As we let our light shine, we unconsciously give other people permission to do the same. As we are liberated from our own fear, our presence actually liberates others.
About This Quote
This line comes from Marianne Williamson’s reflections on fear, self-expression, and spiritual purpose in the early 1990s, a period when she was emerging as a prominent teacher of “A Course in Miracles”-influenced spirituality. It appears in her book *A Return to Love*, where she argues that personal transformation is not merely private: when one person stops shrinking and lives more openly, it changes the emotional “permission structure” of a group. The passage is often circulated independently (and sometimes misattributed in popular culture), but its original setting is Williamson’s broader exhortation to choose love over fear and to accept one’s capacity to contribute.
Interpretation
Williamson frames courage and authenticity as socially contagious. “Let our light shine” suggests embracing one’s gifts and visibility rather than hiding out of fear of judgment or inadequacy. The claim that this “gives other people permission” emphasizes an interpersonal dynamic: people often calibrate their own self-expression to what seems acceptable in their community, so one person’s openness can lower the perceived risk for others. The final sentence extends the idea from inspiration to liberation: overcoming internal fear changes how one “shows up,” and that presence—confident, unguarded, loving—can make others feel safer to do the same.

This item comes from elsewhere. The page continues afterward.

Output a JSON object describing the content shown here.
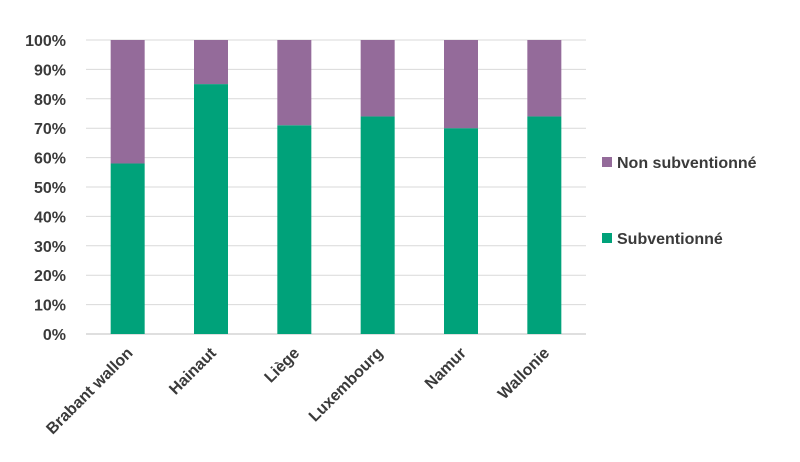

The quote thus links inner work to collective change.
Variations
1) “As we let our own light shine, we unconsciously give other people permission to do the same.”
2) “As we are liberated from our own fear, our presence automatically liberates others.”
Source
Marianne Williamson, *A Return to Love: Reflections on the Principles of “A Course in Miracles”* (New York: HarperCollins, 1992), chapter commonly circulated as “Our Deepest Fear.”